I have OCD — December 12, 2014

I have OCD

It’s undiagnosed but its there. And it gets worse when I’m stressed out. BUT it is crazy helpful with certain things, like “monitoring” when Leo has a jump backward. (There is a pattern, I’m starting to recognize it)

After he was officially diagnosed with Autism I started watching. Looking for things that set of his sensory sensitivity, that overloaded him, when we took leaps backward after climbing higher and higher. We have worked very hard through a lot of his sensory issues. Sirens, coffee grinders, lawn mowers and weed whackers he can sit through most of the time. Wild Kratts and BBC dinosaur documentaries amp him up so much that I can’t calm him back down and have been “outlawed” in our house. SpongeBob squarepants (my husband put it on for him one day, that show gives me a headache) calmed him down. say what?

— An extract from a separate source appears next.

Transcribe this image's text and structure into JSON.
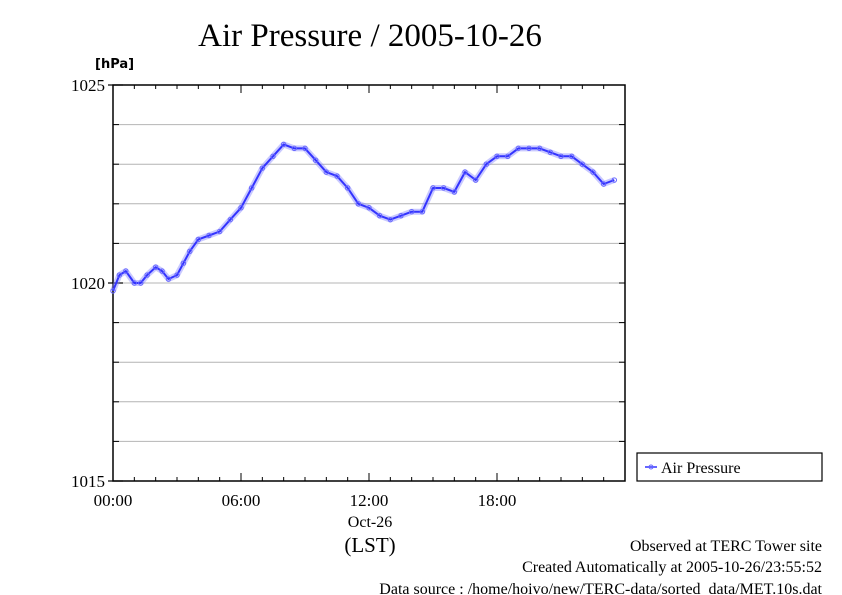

So after starting school, the first big set back we had was after Spring break. The child that thrives on schedule, that can’t function without it, that demands the first thing they do at school now is make a schedule, had to function on no schedule for a week. We went back to school and he went non verbal, started hitting, screaming all of the time and it wasn’t much better at home.

Then came summer break, he had mellowed out a bit and being back on schedule helped “regulate” the tantrums and outbursts, kept his words coming, and whammo. As much as I tried to make a schedule for us- it wasn’t his normal school schedule and we fell back again. School starts, we are okay.

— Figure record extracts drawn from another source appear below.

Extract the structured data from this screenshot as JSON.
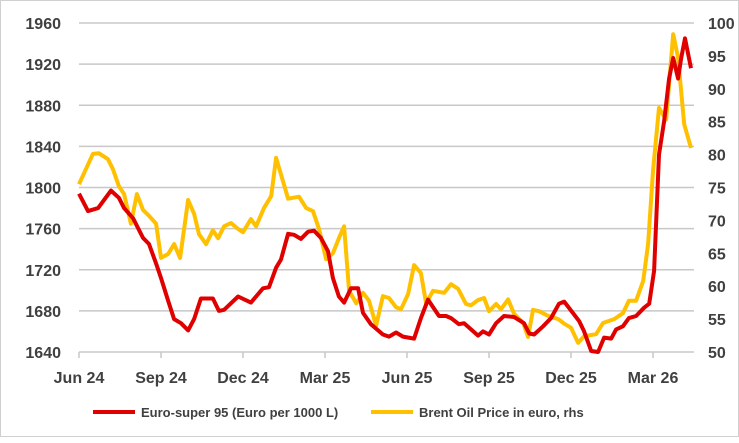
{
  "chart_data": {
    "type": "line",
    "title": "",
    "x_unit": "months since Jun 24",
    "xlim": [
      0,
      22.5
    ],
    "x_ticks": [
      {
        "x": 0,
        "label": "Jun 24"
      },
      {
        "x": 3,
        "label": "Sep 24"
      },
      {
        "x": 6,
        "label": "Dec 24"
      },
      {
        "x": 9,
        "label": "Mar 25"
      },
      {
        "x": 12,
        "label": "Jun 25"
      },
      {
        "x": 15,
        "label": "Sep 25"
      },
      {
        "x": 18,
        "label": "Dec 25"
      },
      {
        "x": 21,
        "label": "Mar 26"
      }
    ],
    "y_left": {
      "min": 1640,
      "max": 1960,
      "step": 40,
      "ticks": [
        "1640",
        "1680",
        "1720",
        "1760",
        "1800",
        "1840",
        "1880",
        "1920",
        "1960"
      ]
    },
    "y_right": {
      "min": 50,
      "max": 100,
      "step": 5,
      "ticks": [
        "50",
        "55",
        "60",
        "65",
        "70",
        "75",
        "80",
        "85",
        "90",
        "95",
        "100"
      ]
    },
    "grid": true,
    "legend_position": "bottom",
    "series": [
      {
        "name": "Euro-super 95 (Euro per 1000 L)",
        "axis": "left",
        "color": "#e00000",
        "points": [
          [
            0,
            1794
          ],
          [
            0.33,
            1777
          ],
          [
            0.7,
            1780
          ],
          [
            1.17,
            1797
          ],
          [
            1.46,
            1790
          ],
          [
            1.65,
            1780
          ],
          [
            1.98,
            1770
          ],
          [
            2.34,
            1751
          ],
          [
            2.56,
            1745
          ],
          [
            2.82,
            1726
          ],
          [
            3.0,
            1712
          ],
          [
            3.26,
            1690
          ],
          [
            3.48,
            1672
          ],
          [
            3.73,
            1668
          ],
          [
            3.99,
            1661
          ],
          [
            4.21,
            1672
          ],
          [
            4.46,
            1692
          ],
          [
            4.9,
            1692
          ],
          [
            5.12,
            1680
          ],
          [
            5.31,
            1681
          ],
          [
            5.82,
            1694
          ],
          [
            6.29,
            1688
          ],
          [
            6.73,
            1702
          ],
          [
            6.95,
            1703
          ],
          [
            7.21,
            1722
          ],
          [
            7.39,
            1730
          ],
          [
            7.65,
            1755
          ],
          [
            7.87,
            1754
          ],
          [
            8.12,
            1750
          ],
          [
            8.38,
            1757
          ],
          [
            8.6,
            1758
          ],
          [
            8.85,
            1751
          ],
          [
            9.11,
            1738
          ],
          [
            9.29,
            1712
          ],
          [
            9.51,
            1694
          ],
          [
            9.7,
            1688
          ],
          [
            9.95,
            1702
          ],
          [
            10.21,
            1702
          ],
          [
            10.39,
            1678
          ],
          [
            10.68,
            1667
          ],
          [
            11.12,
            1657
          ],
          [
            11.34,
            1655
          ],
          [
            11.6,
            1659
          ],
          [
            11.85,
            1655
          ],
          [
            12.26,
            1653
          ],
          [
            12.51,
            1673
          ],
          [
            12.77,
            1691
          ],
          [
            13.17,
            1675
          ],
          [
            13.43,
            1675
          ],
          [
            13.61,
            1673
          ],
          [
            13.9,
            1667
          ],
          [
            14.09,
            1668
          ],
          [
            14.6,
            1656
          ],
          [
            14.78,
            1660
          ],
          [
            15.0,
            1657
          ],
          [
            15.26,
            1668
          ],
          [
            15.55,
            1675
          ],
          [
            15.92,
            1674
          ],
          [
            16.28,
            1668
          ],
          [
            16.47,
            1658
          ],
          [
            16.65,
            1657
          ],
          [
            16.98,
            1665
          ],
          [
            17.27,
            1673
          ],
          [
            17.56,
            1687
          ],
          [
            17.75,
            1689
          ],
          [
            18.3,
            1670
          ],
          [
            18.48,
            1660
          ],
          [
            18.74,
            1641
          ],
          [
            18.99,
            1640
          ],
          [
            19.21,
            1654
          ],
          [
            19.47,
            1653
          ],
          [
            19.65,
            1662
          ],
          [
            19.9,
            1665
          ],
          [
            20.12,
            1673
          ],
          [
            20.38,
            1675
          ],
          [
            20.67,
            1683
          ],
          [
            20.86,
            1687
          ],
          [
            21.04,
            1719
          ],
          [
            21.22,
            1832
          ],
          [
            21.41,
            1865
          ],
          [
            21.59,
            1906
          ],
          [
            21.74,
            1926
          ],
          [
            21.92,
            1906
          ],
          [
            22.03,
            1926
          ],
          [
            22.17,
            1945
          ],
          [
            22.39,
            1916
          ]
        ]
      },
      {
        "name": "Brent Oil Price in euro, rhs",
        "axis": "right",
        "color": "#ffc000",
        "points": [
          [
            0,
            75.5
          ],
          [
            0.51,
            80.1
          ],
          [
            0.73,
            80.2
          ],
          [
            1.06,
            79.3
          ],
          [
            1.24,
            77.8
          ],
          [
            1.46,
            75.2
          ],
          [
            1.65,
            74.0
          ],
          [
            1.9,
            69.5
          ],
          [
            2.12,
            74.0
          ],
          [
            2.34,
            71.6
          ],
          [
            2.56,
            70.7
          ],
          [
            2.82,
            69.5
          ],
          [
            3.0,
            64.3
          ],
          [
            3.26,
            64.9
          ],
          [
            3.48,
            66.4
          ],
          [
            3.7,
            64.3
          ],
          [
            3.99,
            73.1
          ],
          [
            4.21,
            71.0
          ],
          [
            4.39,
            67.9
          ],
          [
            4.65,
            66.4
          ],
          [
            4.9,
            68.5
          ],
          [
            5.09,
            67.3
          ],
          [
            5.31,
            69.1
          ],
          [
            5.56,
            69.6
          ],
          [
            5.82,
            68.7
          ],
          [
            6.0,
            68.2
          ],
          [
            6.29,
            70.2
          ],
          [
            6.48,
            69.1
          ],
          [
            6.77,
            71.9
          ],
          [
            7.03,
            73.7
          ],
          [
            7.21,
            79.5
          ],
          [
            7.46,
            76.0
          ],
          [
            7.65,
            73.3
          ],
          [
            8.05,
            73.6
          ],
          [
            8.31,
            71.9
          ],
          [
            8.56,
            71.4
          ],
          [
            8.78,
            68.7
          ],
          [
            9.04,
            64.1
          ],
          [
            9.29,
            65.0
          ],
          [
            9.51,
            67.3
          ],
          [
            9.7,
            69.1
          ],
          [
            9.88,
            59.3
          ],
          [
            10.14,
            57.4
          ],
          [
            10.39,
            59.0
          ],
          [
            10.61,
            57.8
          ],
          [
            10.87,
            54.0
          ],
          [
            11.12,
            58.5
          ],
          [
            11.34,
            58.2
          ],
          [
            11.6,
            56.8
          ],
          [
            11.78,
            56.5
          ],
          [
            12.04,
            58.8
          ],
          [
            12.26,
            63.2
          ],
          [
            12.51,
            62.0
          ],
          [
            12.7,
            57.4
          ],
          [
            12.95,
            59.3
          ],
          [
            13.36,
            59.0
          ],
          [
            13.61,
            60.3
          ],
          [
            13.87,
            59.6
          ],
          [
            14.16,
            57.3
          ],
          [
            14.34,
            57.1
          ],
          [
            14.6,
            57.9
          ],
          [
            14.82,
            58.2
          ],
          [
            15.0,
            56.2
          ],
          [
            15.26,
            57.3
          ],
          [
            15.44,
            56.5
          ],
          [
            15.7,
            58.0
          ],
          [
            15.92,
            55.8
          ],
          [
            16.25,
            54.4
          ],
          [
            16.43,
            52.3
          ],
          [
            16.61,
            56.4
          ],
          [
            16.83,
            56.2
          ],
          [
            17.16,
            55.5
          ],
          [
            17.53,
            55.0
          ],
          [
            17.75,
            54.3
          ],
          [
            18.0,
            53.7
          ],
          [
            18.26,
            51.4
          ],
          [
            18.48,
            52.4
          ],
          [
            18.92,
            52.7
          ],
          [
            19.17,
            54.4
          ],
          [
            19.58,
            55.0
          ],
          [
            19.9,
            55.9
          ],
          [
            20.12,
            57.8
          ],
          [
            20.38,
            57.8
          ],
          [
            20.64,
            60.8
          ],
          [
            20.82,
            66.4
          ],
          [
            21.0,
            77.5
          ],
          [
            21.22,
            87.1
          ],
          [
            21.48,
            85.3
          ],
          [
            21.74,
            98.3
          ],
          [
            21.92,
            94.7
          ],
          [
            22.14,
            84.6
          ],
          [
            22.39,
            81.0
          ]
        ]
      }
    ]
  }
}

So breaks are the hardest. And I try to explain to him that breaks are good. But he doesn’t understand. Thanksgiving we had 5 days straight off and it’s been a fight ever since. Pair that with music, lights, shiny and Christmas everywhere. So he’s licking his hands, chewing on his fingers, biting, screaming, not listening, hitting, throwing and generally off. And I don’t always handle it well. I try to stay calm, have him look at me and talk it out, but when it’s the 80th time saying we don’t jump on the couch or hit our brother or scream or throw, I end up yelling. And I know that sets it back even more.

It drives me nuts that something that is normal, that we do everyday some days is too much, or something he can’t handle, or that he just totally shuts down and I can’t get through to him. I can’t understand it. No matter how I try to place it in a pattern or watch for what leads up to it.

I know we are going to have ups and downs, sometimes the downs just kick you in the gut.

So prayers to get through this season in one piece would be greatly appreciated.